L’histoire de l’art a toujours guidé Corinne dans son cursus de formation, afin d’en saisir l’évolution dans le temps et au travers des différents courants. Une soif de savoir qui s’est transformée en soif de savoir-faire, pour au fil des formations venir au secours d’œuvres à restaurer. « J’ai pratiqué la dorure à la feuille d’or, les différentes techniques de peinture à l’ancienne, mais aussi les faux bois, faux marbre et trompe l’œil. Au chapitre de ces illusions, le château de Versailles a été le support de mes sessions de formation où les faux sont souvent présents. Mon rêve aurait été d’exercer dans la restauration. Mais la création aussi m’attirait et il n’est pas simple de lier les deux. J’ai donc appliqué ces techniques pour mes propres créations lors de mes loisirs d’abord, puis de manière plus régulière, partageant mon temps entre vie professionnelle et vie artistique », retrace Corinne.

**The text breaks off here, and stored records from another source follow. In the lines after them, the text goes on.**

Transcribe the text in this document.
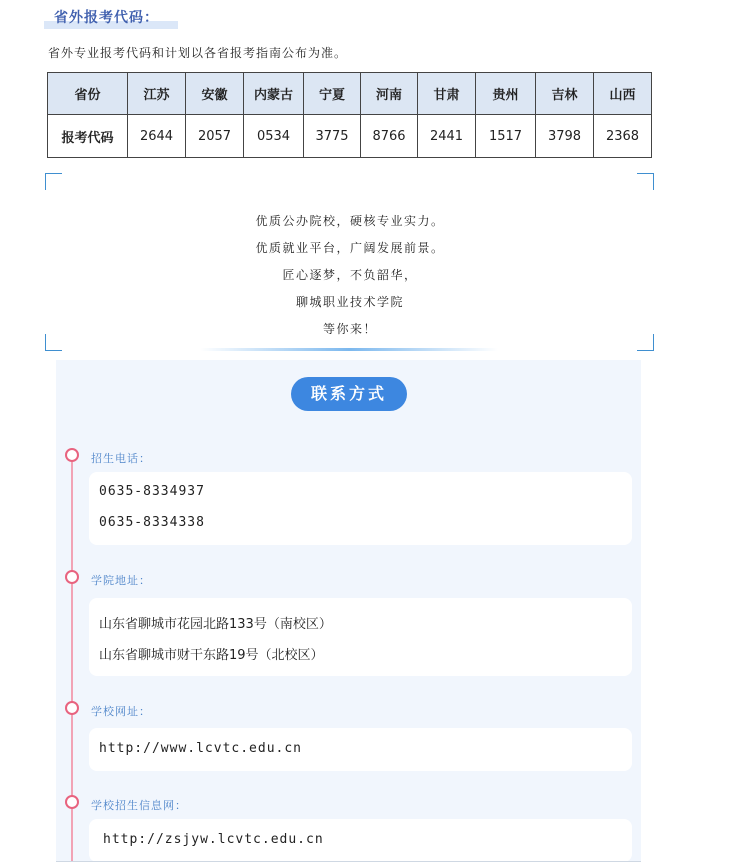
省外报考代码：
省外专业报考代码和计划以各省报考指南公布为准。
省份	江苏	安徽	内蒙古	宁夏	河南	甘肃	贵州	吉林	山西
报考代码	2644	2057	0534	3775	8766	2441	1517	3798	2368

优质公办院校，硬核专业实力。

优质就业平台，广阔发展前景。

匠心逐梦，不负韶华，

聊城职业技术学院

等你来！

联系方式
招生电话：
0635-8334937
0635-8334338
学院地址：
山东省聊城市花园北路133号（南校区）
山东省聊城市财干东路19号（北校区）
学校网址：
http://www.lcvtc.edu.cn
学校招生信息网：
http://zsjyw.lcvtc.edu.cn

Métallier de formation, Ghislain a exercé dans la fabrication de portail, fenêtre et de charpente métallique. Autant dire que la rigueur et le souci de l’esthétisme ont été son quotidien. Sans être artiste, il n’en a pas moins exercé un métier d’art. La transition se fera au fil du temps mais surtout au fil des rencontres. Ce sont tout d’abord, les sculptures monumentales de l’artiste disparu en 2002, Robert Le Lagadec qui inspire Ghislain. « Il y a 30 ans, je découvre cet artiste défini comme un anarchiste et poète. À partir de déchets  métalliques, notamment de cuves à mazout, il donnait vie à des créatures fantasmagoriques. Son jardin des Mégafers à Fontenay-lès-Briis est aujourd’hui ouvert au public, lors des journées européennes du patrimoine et du parcours Helium.

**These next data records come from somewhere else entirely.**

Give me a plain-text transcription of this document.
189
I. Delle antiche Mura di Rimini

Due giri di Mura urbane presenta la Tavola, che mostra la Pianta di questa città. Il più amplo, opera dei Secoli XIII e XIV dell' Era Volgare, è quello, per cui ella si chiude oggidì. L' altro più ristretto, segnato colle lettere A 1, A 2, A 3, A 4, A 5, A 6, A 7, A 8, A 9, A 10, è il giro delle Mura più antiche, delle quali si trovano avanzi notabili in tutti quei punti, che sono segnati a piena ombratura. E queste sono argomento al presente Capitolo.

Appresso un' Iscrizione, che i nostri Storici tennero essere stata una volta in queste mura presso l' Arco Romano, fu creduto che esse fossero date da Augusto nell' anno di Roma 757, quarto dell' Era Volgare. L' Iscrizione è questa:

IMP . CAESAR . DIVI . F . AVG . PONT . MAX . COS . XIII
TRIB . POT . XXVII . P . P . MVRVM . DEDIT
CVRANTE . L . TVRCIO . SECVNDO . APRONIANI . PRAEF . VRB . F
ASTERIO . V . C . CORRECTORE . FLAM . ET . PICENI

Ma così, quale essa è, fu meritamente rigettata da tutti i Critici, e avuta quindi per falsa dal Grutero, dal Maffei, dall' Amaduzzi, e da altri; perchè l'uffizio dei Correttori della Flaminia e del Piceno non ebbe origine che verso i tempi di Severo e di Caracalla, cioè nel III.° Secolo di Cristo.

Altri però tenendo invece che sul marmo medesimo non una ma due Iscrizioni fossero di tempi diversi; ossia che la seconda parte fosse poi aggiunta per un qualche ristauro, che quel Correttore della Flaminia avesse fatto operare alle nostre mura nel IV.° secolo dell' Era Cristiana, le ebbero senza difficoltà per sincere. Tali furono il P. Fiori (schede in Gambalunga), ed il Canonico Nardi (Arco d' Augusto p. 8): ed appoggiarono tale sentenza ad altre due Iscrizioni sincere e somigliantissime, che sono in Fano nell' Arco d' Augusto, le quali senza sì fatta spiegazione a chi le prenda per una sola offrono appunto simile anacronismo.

Puis, il y a 18 ans, mon ami Christophe Charbonnel, sculpteur renommé installé à Bonnelles, me sollicite pour donner des cours de soudure à ses disciples afin de réaliser leurs structures. Devenu technico-commercial, cela faisait longtemps que je n’avais plus pratiqué. Mais cette expérience me redonne goût à la soudure et à la création, et à mon tour, dans la cabane de jardin, modestement, je me mets à façonner alors mes premières créatures avec des bouts de ferrailles assemblés au gré des traits de soudures », confie Ghislain.

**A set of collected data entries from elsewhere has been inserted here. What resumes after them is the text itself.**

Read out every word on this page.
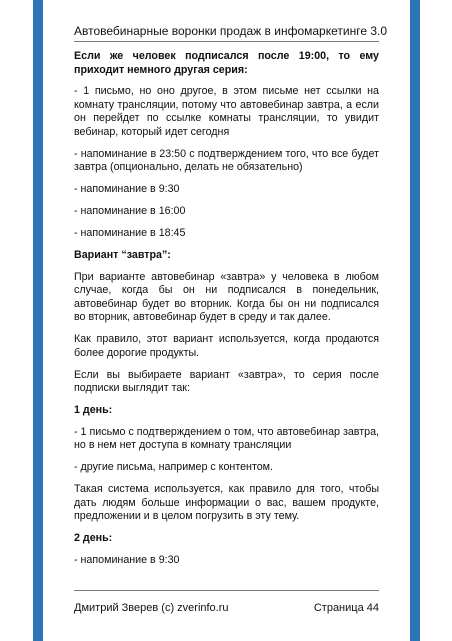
Автовебинарные воронки продаж в инфомаркетинге 3.0

Если же человек подписался после 19:00, то ему приходит немного другая серия:

- 1 письмо, но оно другое, в этом письме нет ссылки на комнату трансляции, потому что автовебинар завтра, а если он перейдет по ссылке комнаты трансляции, то увидит вебинар, который идет сегодня

- напоминание в 23:50 с подтверждением того, что все будет завтра (опционально, делать не обязательно)

- напоминание в 9:30

- напоминание в 16:00

- напоминание в 18:45

Вариант “завтра”:

При варианте автовебинар «завтра» у человека в любом случае, когда бы он ни подписался в понедельник, автовебинар будет во вторник. Когда бы он ни подписался во вторник, автовебинар будет в среду и так далее.

Как правило, этот вариант используется, когда продаются более дорогие продукты.

Если вы выбираете вариант «завтра», то серия после подписки выглядит так:

1 день:

- 1 письмо с подтверждением о том, что автовебинар завтра, но в нем нет доступа в комнату трансляции

- другие письма, например с контентом.

Такая система используется, как правило для того, чтобы дать людям больше информации о вас, вашем продукте, предложении и в целом погрузить в эту тему.

2 день:

- напоминание в 9:30

Дмитрий Зверев (c) zverinfo.ru	Страница 44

« Il nous aura fallu terminer notre première œuvre commune, celle de notre foyer, pour laisser libre cours ensuite à notre passion », s’accorde le couple. Entretemps, il y a 20 ans, Corinne participe à la création de l’association Hélium, un collectif de 125 artistes en Vallée de Chevreuse.

C’est alors que la cabane de jardin laisse place à un atelier, avec deux univers distincts : le feu de la soudure et la couleur rouille pour Ghislain et la diversité des médiums (peinture, encre, plâtre, ciment, céramique, végétaux, graines et mousses…) et l’odeur de la colle de peau de lapin pour Corinne.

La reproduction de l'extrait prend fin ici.